Potency comparisons between ALA-CORT and A-METHAPRED depend on the specific clinical indication. These are agents from distinct pharmacological classes and are not directly interchangeable by dose. A physician or clinical pharmacist should guide any therapeutic switching decisions.

3. What is the standard dosing for ALA-CORT vs A-METHAPRED?

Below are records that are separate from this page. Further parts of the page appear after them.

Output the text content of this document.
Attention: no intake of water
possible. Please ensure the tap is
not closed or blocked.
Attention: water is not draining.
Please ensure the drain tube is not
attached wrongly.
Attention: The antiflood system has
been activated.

The standard adult dose of ALA-CORT is: Topical: Apply a thin film to affected area 3-4 times daily. Dosage strength: 0.5% cream or ointment.. The standard adult dose of A-METHAPRED is: Initial 4-48 mg/day oral in divided doses, tapered. For pulse therapy: 1 g IV daily for 3 days.. Dosing should always be individualized based on indication, renal and hepatic function, age, and other patient factors.

4. Can you take ALA-CORT and A-METHAPRED together?

No direct drug-drug interaction has been formally documented between ALA-CORT and A-METHAPRED in current clinical databases. However, individual patient risk factors including other medications, organ function, and comorbidities should always be evaluated by a qualified healthcare provider.

5. Are ALA-CORT and A-METHAPRED safe during pregnancy?

The maternal-fetal safety profiles differ. ALA-CORT is classified as Category C. FDA Pregnancy Category C. First trimester: No adequate human studies; animal studies show increased risk of cleft palate. Second/third trimester: Risk of intrauterine growth restri. A-METHAPRED is classified as Category C. First trimester: Corticosteroids are associated with a small increased risk of oral clefts (odds ratio ~1.5). Second and third trimesters: Chronic use may lead to fetal adrenal sup. Always consult a maternal-fetal medicine specialist before taking either drug during pregnancy or lactation.